The ASMBS is also an advocate for healthcare policy to promote patient access to high quality prevention and treatment of obesity.

==History==
The ASMBS was established in 1983. Its founding president was Edward Eaton Mason, MD, a surgeon who is considered the "father" of bariatric or obesity surgery.

On August 15, 2007, the ASBS changed its name to the American Society for Metabolic & Bariatric Surgery (ASMBS) to reflect mounting clinical evidence demonstrating the effectiveness of surgery on metabolic diseases, particularly type 2 diabetes, in addition to its effectiveness on obesity and morbid obesity.

==Programs==
The ASMBS has held 29 annual scientific meetings. In 2013, the ASMBS and The Obesity Society (TOS) combined their respective annual meetings for "ObesityWeek," which was held from November 11 to November 16, 2013, in Atlanta, Georgia. The scientific and educational conference drew clinicians and scientists from all over the world to review and discuss new data on the full spectrum of the disease of obesity.

In 2006, Centers for Medicare and Medicaid Services (CMS) established a national coverage policy for bariatric/metabolic surgery to help reduce health risks associated with obesity, including death and disability, as long as the procedures were performed at facilities certified by the AMBS or the American College of Surgeons.

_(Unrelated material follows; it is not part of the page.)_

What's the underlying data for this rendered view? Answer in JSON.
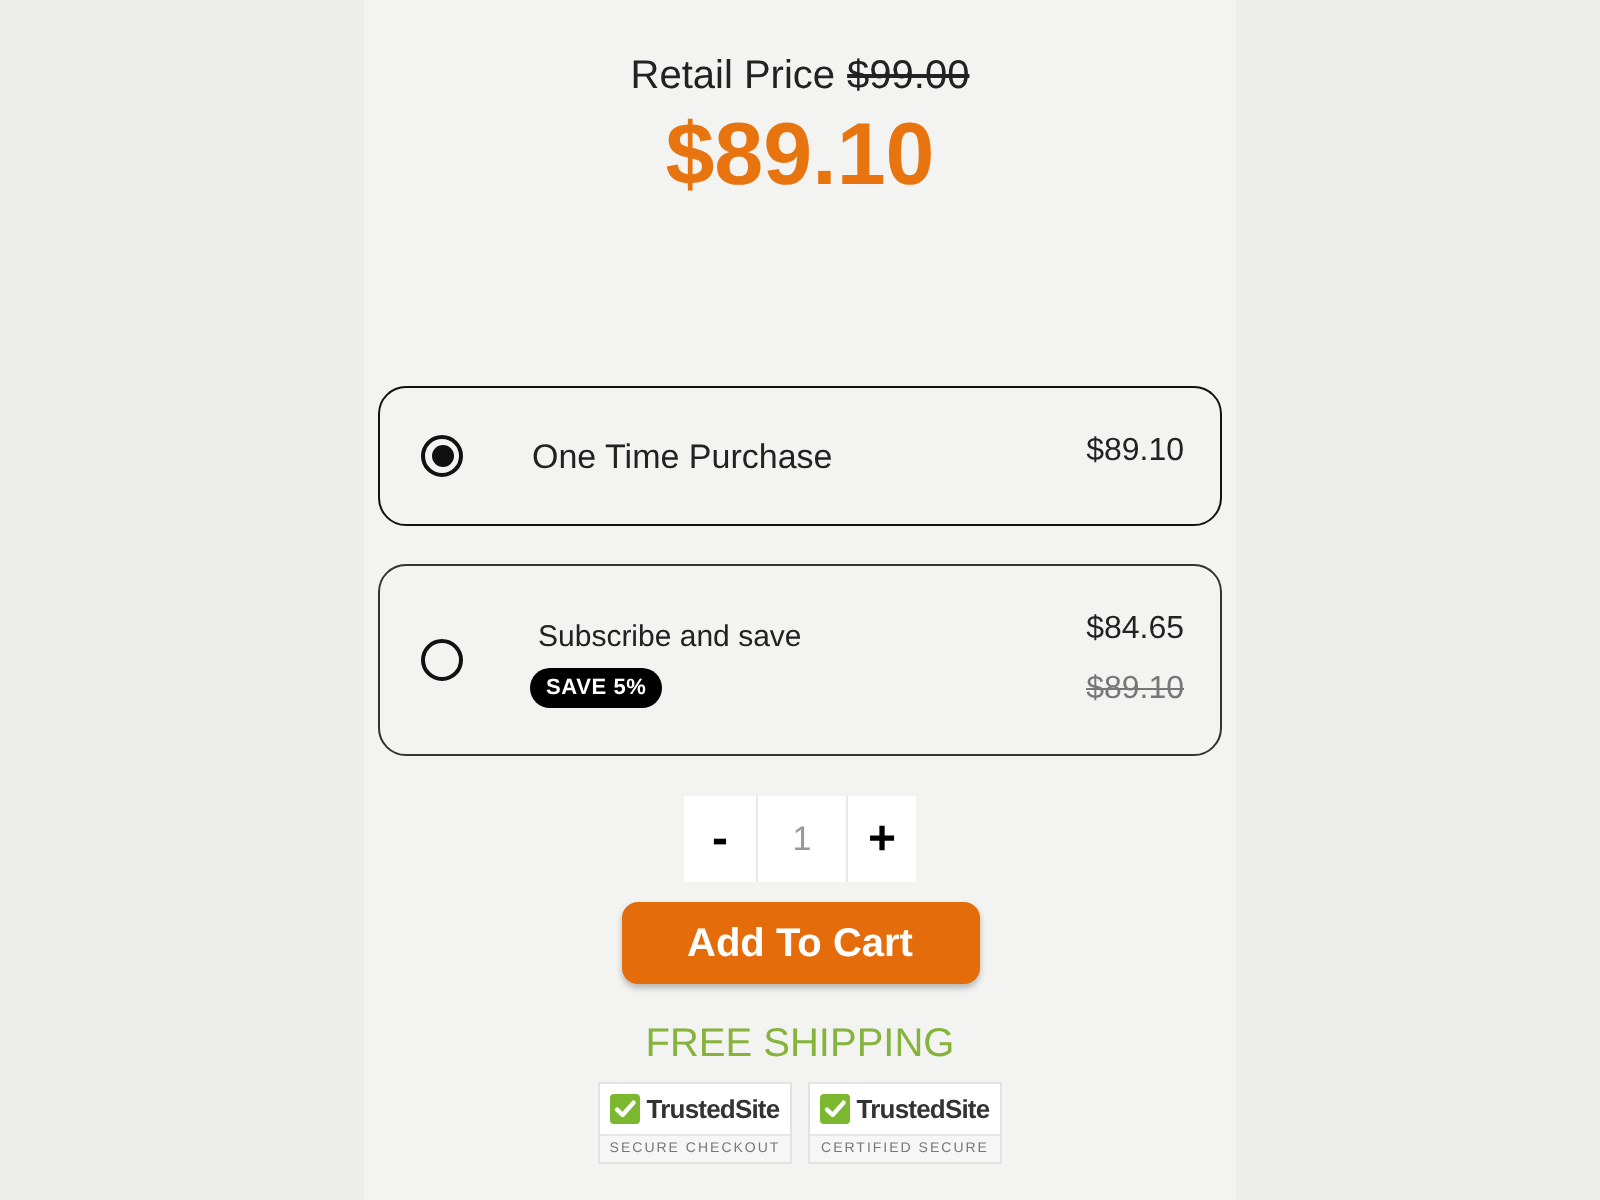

In 2012, the ACS and ASMBS announced plans to combine their respective national bariatric surgery accreditation programs into a single unified program to achieve one national accreditation standard for bariatric surgery centers. More than 750 facilities are now enrolled in the program called Metabolic and Bariatric Surgery Accreditation and Quality Improvement Program (MBSAQIP) in the United States.

==Certified Bariatric Nurse (CBN) Program==
The ASMBS Certified Bariatric Nurse (CBN) program was established in June 2007. Certification indicates nurses have met all testing requirements and have proven to be competent in the care of obese and bariatric surgery patients.